Corrado Benigni, un «rilkiano» che «crede ancora in Dio»: recensione della raccolta di poesie Là fuori, una meditazione generale sullo spazio

 

Prima che plaquette (categoria che si attiva implacabilmente quando il numero dei testi poetici è molto contenuto) o iconotesto (altra definizione che Andrea Cortellessa, grande esperto dei rapporti tra poesia e arti visuali, ritiene impropria, in questo caso), Là fuori di Corrado Benigni (Valigie Rosse ed., 2020, premio Ciampi) sembra avere le fattezze di un cuneo. Non una zeppa, tuttavia, né un cuneo destinato a spaccare la superficie che l’accoglie: se, nella preziosa nota finale di Paolo Maccari (consuetudine delle edizioni Valigie Rosse, nelle quali il poeta e critico fiorentino è coinvolto sin dalla fondazione), si parla legittimamente di «persistenze e innovazioni» (p. 42) rispetto ai precedenti libri di Corrado Benigni – Tribunale della mente (2012) e Tempo riflesso (2018), entrambi per Interlinea – Là fuori è anche un libro a sé stante, che entra nella materia dei precedenti testi, lacerandola e venendone lacerata, così come produce dissimmetrie, tensioni e finanche ferite il rapporto, all’interno di questo stesso libro, fra i testi dell’autore bergamasco e le fotografie di Olivo Barbieri.

Con queste ultime parole – «dissimmetrie», «tensioni», «lacerazioni» e «ferite» – dalla scarsa precisione critica, probabilmente, ma dalla forza evocativa se non iperbolica certamente autonoma, si intende qui estremizzare quel che già fa Paolo Maccari nella sua nota e cioè ricordare un passaggio di questo affascinante dialogo tra Corrado Benigni e Tommaso Di Dio: «La fotografia, inoppugnabile come prova ma debole di significato, riceve un significato dalle parole. Insieme esse diventano molto potenti. Tuttavia a me interessa rimanere nell’ambiguità, che può offrire alla fotografia un mezzo di espressione eccezionale. Questa ambiguità suggerisce un altro modo di “raccontare”, esattamente ciò che fa la poesia, che non è mai esplicativa, descrittiva, ma evoca, suggerisce altro, è una superficie di riflessi e prospettive multipli». Scavando in quel «tuttavia», come fa Maccari, si arriva infatti a dare una prospettiva obliqua su questo stesso discorso, rapportandolo alla poetica di Benigni, ma anche alle diramazioni impreviste del discorso stesso.

È così che l’evocazione devia dalle possibili derive misticheggianti della sua applicazione concettuale e metodologica alla scrittura poetica e ritorna, più precisamente, a un potenziale della fotografia che anche Benigni ricorda, nello stesso dialogo, rinviando alle parole di John Berger:

«Le foto non traducono dalle apparenze. Le citano».

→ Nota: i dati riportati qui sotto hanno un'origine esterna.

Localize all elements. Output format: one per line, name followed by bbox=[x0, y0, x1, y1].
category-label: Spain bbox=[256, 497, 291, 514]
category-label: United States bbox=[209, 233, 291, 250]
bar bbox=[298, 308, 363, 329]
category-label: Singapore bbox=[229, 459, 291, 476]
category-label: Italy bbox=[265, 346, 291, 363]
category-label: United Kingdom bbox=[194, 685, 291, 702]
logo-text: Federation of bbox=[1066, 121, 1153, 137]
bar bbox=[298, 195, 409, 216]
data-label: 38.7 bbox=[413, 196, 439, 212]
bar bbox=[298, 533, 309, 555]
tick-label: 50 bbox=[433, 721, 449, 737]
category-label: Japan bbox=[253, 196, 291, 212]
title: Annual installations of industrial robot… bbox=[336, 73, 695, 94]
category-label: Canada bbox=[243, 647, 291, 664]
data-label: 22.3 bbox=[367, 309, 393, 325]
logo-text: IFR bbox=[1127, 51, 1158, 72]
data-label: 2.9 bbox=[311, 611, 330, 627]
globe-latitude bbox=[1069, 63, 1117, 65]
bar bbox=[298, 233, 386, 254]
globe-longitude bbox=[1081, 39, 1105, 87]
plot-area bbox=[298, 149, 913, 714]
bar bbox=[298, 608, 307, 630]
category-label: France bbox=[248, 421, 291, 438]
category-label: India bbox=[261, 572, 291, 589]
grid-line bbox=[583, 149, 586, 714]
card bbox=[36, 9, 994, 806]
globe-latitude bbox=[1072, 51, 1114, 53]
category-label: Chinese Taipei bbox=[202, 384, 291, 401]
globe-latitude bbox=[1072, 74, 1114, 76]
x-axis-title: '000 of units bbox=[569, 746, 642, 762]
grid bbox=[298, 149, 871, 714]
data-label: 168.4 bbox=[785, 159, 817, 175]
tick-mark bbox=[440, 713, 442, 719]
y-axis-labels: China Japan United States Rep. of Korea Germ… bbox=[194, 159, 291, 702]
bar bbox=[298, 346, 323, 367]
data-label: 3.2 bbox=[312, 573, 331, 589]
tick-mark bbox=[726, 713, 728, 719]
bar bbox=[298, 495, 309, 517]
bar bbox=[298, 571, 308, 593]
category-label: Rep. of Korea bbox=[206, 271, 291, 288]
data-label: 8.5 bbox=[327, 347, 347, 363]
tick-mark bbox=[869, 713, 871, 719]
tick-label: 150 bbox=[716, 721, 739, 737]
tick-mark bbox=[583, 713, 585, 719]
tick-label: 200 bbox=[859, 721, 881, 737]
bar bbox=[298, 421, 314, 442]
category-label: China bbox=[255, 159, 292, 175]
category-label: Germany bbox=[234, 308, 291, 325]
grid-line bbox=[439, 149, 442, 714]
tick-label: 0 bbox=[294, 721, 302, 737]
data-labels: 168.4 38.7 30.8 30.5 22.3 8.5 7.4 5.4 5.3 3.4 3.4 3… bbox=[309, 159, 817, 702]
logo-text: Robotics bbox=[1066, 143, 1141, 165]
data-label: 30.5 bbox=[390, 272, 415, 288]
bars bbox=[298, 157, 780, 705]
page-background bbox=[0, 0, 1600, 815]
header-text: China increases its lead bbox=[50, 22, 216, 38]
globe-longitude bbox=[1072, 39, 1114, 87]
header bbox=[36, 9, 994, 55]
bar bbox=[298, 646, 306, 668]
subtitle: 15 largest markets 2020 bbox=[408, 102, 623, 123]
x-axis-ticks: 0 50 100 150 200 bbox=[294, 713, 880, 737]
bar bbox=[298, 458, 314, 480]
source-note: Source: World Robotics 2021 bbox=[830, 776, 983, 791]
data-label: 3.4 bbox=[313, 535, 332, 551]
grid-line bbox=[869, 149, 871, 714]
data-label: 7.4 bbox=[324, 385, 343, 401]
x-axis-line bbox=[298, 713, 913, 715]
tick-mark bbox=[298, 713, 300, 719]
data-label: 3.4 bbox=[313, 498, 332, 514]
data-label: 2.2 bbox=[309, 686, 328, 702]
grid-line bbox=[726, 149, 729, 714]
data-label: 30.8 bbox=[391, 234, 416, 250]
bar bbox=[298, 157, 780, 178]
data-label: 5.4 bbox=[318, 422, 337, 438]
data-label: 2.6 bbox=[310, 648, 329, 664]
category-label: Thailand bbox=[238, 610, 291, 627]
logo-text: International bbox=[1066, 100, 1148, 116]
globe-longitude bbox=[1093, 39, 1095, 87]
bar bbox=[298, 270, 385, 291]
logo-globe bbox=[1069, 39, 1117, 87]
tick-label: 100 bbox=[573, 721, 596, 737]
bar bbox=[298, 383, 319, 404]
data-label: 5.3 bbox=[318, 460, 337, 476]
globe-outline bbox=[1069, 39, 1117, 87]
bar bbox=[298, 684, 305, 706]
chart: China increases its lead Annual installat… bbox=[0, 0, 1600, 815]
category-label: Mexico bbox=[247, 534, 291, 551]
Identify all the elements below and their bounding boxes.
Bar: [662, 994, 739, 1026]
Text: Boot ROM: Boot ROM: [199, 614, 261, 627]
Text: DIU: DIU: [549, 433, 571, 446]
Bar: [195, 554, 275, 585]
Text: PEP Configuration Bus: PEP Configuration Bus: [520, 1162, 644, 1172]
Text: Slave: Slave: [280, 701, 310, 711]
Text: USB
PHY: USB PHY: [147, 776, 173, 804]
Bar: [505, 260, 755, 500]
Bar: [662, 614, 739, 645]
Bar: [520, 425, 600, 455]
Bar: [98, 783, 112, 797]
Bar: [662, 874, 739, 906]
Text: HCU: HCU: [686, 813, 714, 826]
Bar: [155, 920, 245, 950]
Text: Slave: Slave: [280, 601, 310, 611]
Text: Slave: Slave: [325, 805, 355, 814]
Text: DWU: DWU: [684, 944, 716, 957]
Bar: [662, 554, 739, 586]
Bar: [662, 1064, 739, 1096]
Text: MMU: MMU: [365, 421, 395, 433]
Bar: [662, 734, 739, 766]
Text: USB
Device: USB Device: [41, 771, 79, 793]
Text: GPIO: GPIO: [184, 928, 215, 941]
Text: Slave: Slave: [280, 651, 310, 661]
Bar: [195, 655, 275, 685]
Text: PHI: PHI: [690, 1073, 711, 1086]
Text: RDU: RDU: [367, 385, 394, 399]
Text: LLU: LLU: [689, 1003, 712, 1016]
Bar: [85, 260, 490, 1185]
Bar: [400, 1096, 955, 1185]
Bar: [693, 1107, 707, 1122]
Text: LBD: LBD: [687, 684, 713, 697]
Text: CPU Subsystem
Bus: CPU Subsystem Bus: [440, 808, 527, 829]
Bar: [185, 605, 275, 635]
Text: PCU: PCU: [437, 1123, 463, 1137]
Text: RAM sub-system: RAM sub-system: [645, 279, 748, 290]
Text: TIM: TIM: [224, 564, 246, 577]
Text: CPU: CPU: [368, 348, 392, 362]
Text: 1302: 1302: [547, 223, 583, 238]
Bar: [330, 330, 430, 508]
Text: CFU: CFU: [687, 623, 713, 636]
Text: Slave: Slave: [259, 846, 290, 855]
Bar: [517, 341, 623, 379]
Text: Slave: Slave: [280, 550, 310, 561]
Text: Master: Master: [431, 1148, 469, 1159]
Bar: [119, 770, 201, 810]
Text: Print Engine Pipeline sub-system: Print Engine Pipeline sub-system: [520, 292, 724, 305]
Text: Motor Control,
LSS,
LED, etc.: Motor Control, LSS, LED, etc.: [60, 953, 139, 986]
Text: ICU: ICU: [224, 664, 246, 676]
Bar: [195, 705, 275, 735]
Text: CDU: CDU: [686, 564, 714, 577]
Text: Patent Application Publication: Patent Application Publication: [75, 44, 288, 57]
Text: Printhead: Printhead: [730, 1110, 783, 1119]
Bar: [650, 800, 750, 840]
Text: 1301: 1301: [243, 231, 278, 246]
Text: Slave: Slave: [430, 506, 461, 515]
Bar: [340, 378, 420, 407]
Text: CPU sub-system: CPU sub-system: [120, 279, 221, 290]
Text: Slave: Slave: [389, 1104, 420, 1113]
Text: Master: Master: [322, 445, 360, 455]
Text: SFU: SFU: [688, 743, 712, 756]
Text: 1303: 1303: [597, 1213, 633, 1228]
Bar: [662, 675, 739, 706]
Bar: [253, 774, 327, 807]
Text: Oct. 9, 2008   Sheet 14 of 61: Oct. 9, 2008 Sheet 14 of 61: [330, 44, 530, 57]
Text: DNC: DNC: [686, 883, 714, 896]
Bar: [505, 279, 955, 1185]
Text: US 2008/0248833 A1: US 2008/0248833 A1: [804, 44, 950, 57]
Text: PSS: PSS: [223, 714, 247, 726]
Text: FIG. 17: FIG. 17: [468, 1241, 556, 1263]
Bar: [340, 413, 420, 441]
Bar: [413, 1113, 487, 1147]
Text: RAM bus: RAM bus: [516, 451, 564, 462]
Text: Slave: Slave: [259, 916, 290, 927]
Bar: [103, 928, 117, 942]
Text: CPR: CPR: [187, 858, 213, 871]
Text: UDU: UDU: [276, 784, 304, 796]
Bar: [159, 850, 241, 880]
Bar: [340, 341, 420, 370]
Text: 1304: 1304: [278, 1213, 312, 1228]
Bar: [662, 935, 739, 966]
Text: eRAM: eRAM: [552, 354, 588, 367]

Citazione che in questo gioco di specchi – di «riflessi» e «prospettive multiple», per usare le parole dello stesso Benigni – può essere appropriata anche alla scrittura poetica, oppure trasferita verso altri campi artistici. È quello che ha fatto lo stesso Berger nella sua opera, accostando al suo noto impegno critico in ambito fotografico un’intensa attività, tanto critica quanto autoriale, con modalità artistiche ancora diverse, almeno superficialmente, come il cinema o, d’altro canto, il disegno.

C’è qualcosa, dunque, che si incunea tra scrittura e fotografia evitando che il dialogo sia del tutto pacificato – come potrebbe esserlo, oggi, in un contesto in cui le scritture poetiche hanno intrapreso percorsi variamente divergenti rispetto al dominio delle immagini nella «società dello spettacolo» (o nelle sue successive trasformazioni post-debordiane)? – e rendendo provvisoria ogni redenzione: «Così il tempo trova in noi / la sua durata, la sua salvezza, prima che tutto torni nell’occhio della Medusa» (p. 36).

Oltre alle tematizzazioni più evidenti, ne è sintomo una scrittura densamente interrogativa, nella quale le domande non manifestano più soltanto l’«astratta incisività sapienziale» (di nuovo Maccari, p. 39) dei libri precedenti, ma iniziano un processo di lacerazione dello spazio testuale che, al di là dei punti di domanda, trova infine il proprio correlativo, ma anche la propria intensificazione, nei grafismi che emergono dalle fotografie di Olivo Barbieri.

Immagini intitolate Site Specific e scattate in diverse città italiane e del mondo – Napoli, Genova, Milano e Rio de Janeiro, nel libro – che, soprattutto per quanto riguarda le prime due foto in ordine di inclusione, fanno emergere linee e grafismi più astratti di quelli che si potrebbero immaginare pensando alle categorie convenzionali di fotografia urbana. In una interessante analogia con fotografie di altri spazi, meno urbanizzati e, in generale, antropizzati, questi grafismi ricordano anche le Storie di terra (1984) di Mario Giacomelli, un altro fotografo – fortemente influenzato, peraltro, da Alberto Burri – della cui opera Corrado Benigni è stato curatore, insieme a Mauro Zanchi, in occasione della mostra “Terre scritte”, allestita a Bergamo nel 2017, e del relativo catalogo.

Del resto, la scrittura di Benigni, in particolar modo in quest’ultima opera, si configura come una meditazione più generale sullo spazio fuori – senza concedere facili aperture retoriche riguardanti il periodo di confinamento che si è avuto con il lockdown pandemico (presumibilmente, tra l’altro, dopo l’effettiva stesura del libro) – a partire da un motto di Luigi Ghirri riportato in esergo a uno dei primi testi: «Aprire il paesaggio, dislocare lo sguardo» (p. 18).

Ancor più che Ghirri, la ricerca sullo spazio finisce per invocare il nume tutelare di Rainer Maria Rilke, con quell’ottava Elegia duinese, che invece è citata come epigrafe all’intero libro:

«Non abbiamo mai dinanzi a noi, neanche un giorno, / lo spazio puro […] sempre c’è mondo / e mai quel nessundove senza negazioni».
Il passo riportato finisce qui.